Background: Spontaneous pneumomediastinum (SPM) is a rare clinical condition characterized by the presence of free air in the mediastinum without preceding trauma, surgery, or invasive procedures. It predominantly affects young adults and commonly presents with acute retrosternal chest pain that is pleuritic in nature and may radiate to the neck, shoulders, or arms. Although often idiopathic, SPM is associated with conditions that increase intra-alveolar pressure, including asthma exacerbations, respiratory infections, forceful coughing or vomiting, and less commonly, Valsalva maneuvers related to intense physical activity. We report a case of uncomplicated SPM in a previously healthy young adult associated with Valsalva maneuvers during vigorous sports activity.

Case Presentation: A 21-year-old previously healthy male presented to the emergency department with acute onset retrosternal chest pain that was pleuritic in nature and began approximately 12 hours prior to presentation. He denied dyspnea, fever, cough, upper respiratory symptoms, trauma, or substance use. The patient was a college student and recreational football player who reported participating in an intense game the evening prior, without direct chest injury.

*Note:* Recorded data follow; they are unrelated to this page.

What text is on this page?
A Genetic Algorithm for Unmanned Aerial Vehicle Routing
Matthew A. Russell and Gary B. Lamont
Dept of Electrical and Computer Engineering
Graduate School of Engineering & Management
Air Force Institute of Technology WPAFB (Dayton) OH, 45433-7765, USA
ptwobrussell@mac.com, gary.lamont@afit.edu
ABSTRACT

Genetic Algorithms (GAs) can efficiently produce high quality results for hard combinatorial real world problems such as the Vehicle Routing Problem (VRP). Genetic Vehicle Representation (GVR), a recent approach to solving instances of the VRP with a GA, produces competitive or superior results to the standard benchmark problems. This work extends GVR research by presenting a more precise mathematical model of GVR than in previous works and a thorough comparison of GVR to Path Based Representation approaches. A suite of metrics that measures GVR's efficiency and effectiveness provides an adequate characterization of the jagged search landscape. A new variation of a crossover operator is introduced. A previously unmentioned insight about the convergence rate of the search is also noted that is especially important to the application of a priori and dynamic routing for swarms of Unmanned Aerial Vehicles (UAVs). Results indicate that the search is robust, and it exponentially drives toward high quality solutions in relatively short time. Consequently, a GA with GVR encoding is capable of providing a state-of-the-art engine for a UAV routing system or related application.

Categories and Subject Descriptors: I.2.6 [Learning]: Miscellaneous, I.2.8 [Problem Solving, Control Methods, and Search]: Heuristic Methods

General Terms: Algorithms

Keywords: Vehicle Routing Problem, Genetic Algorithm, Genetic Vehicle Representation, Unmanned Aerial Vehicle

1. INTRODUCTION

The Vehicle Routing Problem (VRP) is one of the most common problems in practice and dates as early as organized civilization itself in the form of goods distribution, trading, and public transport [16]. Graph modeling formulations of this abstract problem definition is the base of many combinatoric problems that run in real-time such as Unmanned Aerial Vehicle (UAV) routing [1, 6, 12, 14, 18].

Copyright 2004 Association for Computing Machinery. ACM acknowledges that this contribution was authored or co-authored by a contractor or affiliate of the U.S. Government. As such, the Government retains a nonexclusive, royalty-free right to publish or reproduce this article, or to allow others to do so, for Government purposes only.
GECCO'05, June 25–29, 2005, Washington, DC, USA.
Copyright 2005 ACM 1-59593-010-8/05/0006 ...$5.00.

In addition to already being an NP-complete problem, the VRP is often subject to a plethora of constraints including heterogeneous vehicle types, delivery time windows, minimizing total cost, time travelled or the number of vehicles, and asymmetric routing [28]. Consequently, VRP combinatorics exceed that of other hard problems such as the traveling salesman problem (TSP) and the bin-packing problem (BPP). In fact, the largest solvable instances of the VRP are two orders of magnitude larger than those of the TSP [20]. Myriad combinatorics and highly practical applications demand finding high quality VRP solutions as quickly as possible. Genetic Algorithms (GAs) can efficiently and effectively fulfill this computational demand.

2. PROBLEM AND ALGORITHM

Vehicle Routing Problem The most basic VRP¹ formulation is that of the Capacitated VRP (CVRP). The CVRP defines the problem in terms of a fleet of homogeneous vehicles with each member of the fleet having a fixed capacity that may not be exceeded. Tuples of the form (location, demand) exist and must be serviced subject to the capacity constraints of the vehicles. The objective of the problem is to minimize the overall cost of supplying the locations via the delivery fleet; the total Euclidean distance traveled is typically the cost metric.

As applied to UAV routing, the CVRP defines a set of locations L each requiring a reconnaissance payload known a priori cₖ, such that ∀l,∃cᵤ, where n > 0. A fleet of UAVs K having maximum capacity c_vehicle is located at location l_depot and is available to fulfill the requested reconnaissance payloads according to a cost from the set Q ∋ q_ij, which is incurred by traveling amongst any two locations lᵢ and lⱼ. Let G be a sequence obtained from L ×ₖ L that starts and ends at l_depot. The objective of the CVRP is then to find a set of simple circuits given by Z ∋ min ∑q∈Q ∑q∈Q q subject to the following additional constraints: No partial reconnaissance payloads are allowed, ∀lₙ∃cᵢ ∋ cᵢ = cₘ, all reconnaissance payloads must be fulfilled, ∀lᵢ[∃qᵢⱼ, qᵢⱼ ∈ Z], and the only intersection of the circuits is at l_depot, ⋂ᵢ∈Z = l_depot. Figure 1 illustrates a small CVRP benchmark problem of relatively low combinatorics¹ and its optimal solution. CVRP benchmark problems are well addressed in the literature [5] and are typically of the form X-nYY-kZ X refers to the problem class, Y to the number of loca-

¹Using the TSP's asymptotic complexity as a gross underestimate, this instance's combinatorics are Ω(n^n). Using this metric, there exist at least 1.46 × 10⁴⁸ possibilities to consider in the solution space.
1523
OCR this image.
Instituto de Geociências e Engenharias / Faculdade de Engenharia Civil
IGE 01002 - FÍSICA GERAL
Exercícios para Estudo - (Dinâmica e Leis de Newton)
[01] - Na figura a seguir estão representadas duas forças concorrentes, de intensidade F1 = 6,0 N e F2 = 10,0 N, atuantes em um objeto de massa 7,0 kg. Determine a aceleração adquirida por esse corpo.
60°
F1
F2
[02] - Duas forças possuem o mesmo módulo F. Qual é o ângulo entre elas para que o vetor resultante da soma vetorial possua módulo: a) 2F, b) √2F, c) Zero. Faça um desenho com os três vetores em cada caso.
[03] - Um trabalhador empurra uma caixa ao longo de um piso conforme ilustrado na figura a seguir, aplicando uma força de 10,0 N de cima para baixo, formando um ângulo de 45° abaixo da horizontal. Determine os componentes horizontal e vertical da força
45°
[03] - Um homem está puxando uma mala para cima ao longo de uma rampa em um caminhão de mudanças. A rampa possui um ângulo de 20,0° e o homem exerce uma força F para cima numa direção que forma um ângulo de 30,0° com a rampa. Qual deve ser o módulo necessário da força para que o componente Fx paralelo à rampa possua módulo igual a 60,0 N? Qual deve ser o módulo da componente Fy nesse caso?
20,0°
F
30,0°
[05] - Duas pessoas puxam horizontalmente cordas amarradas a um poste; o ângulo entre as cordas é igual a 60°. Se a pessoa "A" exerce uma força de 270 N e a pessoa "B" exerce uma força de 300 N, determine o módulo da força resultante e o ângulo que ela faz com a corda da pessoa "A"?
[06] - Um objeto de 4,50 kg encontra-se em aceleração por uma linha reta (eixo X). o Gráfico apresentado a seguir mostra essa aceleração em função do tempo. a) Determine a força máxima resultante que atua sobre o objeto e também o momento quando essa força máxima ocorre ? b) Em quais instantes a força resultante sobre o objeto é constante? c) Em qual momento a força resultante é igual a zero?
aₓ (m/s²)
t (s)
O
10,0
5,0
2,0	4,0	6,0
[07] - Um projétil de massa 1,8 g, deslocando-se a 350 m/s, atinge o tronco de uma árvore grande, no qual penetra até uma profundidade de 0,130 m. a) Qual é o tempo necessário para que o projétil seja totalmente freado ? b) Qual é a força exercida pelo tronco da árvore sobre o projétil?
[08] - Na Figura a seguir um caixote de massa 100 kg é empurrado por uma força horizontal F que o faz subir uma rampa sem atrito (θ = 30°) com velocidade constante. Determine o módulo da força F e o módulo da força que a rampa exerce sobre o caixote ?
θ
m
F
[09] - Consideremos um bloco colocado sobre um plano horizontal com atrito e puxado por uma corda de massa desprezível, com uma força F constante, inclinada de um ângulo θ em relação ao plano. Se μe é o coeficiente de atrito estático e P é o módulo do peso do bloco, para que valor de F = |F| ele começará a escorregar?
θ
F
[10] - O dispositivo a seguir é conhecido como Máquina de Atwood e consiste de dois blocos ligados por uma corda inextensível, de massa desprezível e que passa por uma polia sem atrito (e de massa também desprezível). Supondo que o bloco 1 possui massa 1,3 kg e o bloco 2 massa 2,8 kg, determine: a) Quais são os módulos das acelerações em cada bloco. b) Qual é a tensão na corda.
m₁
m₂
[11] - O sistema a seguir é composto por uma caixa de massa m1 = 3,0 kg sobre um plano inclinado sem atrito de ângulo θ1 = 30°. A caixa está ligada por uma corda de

Vital signs and physical examination were unremarkable. Initial electrocardiogram and high-sensitivity troponin levels were normal. Chest radiography revealed free mediastinal air with subcutaneous emphysema extending into the cervical region. Computed tomography of the chest confirmed pneumomediastinum with air tracking along the carotid sheaths into the cervical soft tissues. Additional findings included parenchymal air along the interlobular horizontal fissure, consistent with alveolar air leakage. There was no evidence of esophageal injury, pulmonary infection, or traumatic pathology, supporting a diagnosis of primary SPM. The etiology was attributed to Valsalva maneuvers during intense physical exertion, leading to a sudden increase in intra-alveolar pressure, alveolar rupture, and air dissection along the bronchovascular sheaths into the mediastinum (Macklin effect). The patient was managed conservatively with rest, analgesia, and activity restriction. He was discharged from the emergency department and reported complete symptom resolution at one-week follow-up.

Conclusion: SPM is an uncommon but generally benign and self-limited condition that primarily affects young adults. While respiratory illnesses and vomiting are common triggers, Valsalva maneuvers associated with intense physical activity represent an important and underrecognized cause. A thorough history is essential to identify precipitating factors. Initial evaluation should exclude life-threatening etiologies such as esophageal rupture or traumatic injury, typically using chest imaging and targeted diagnostic studies. Management is supportive, focusing on symptom control and avoidance of activities that increase intrathoracic pressure. Most cases resolve within days to weeks without complications, as demonstrated in this case.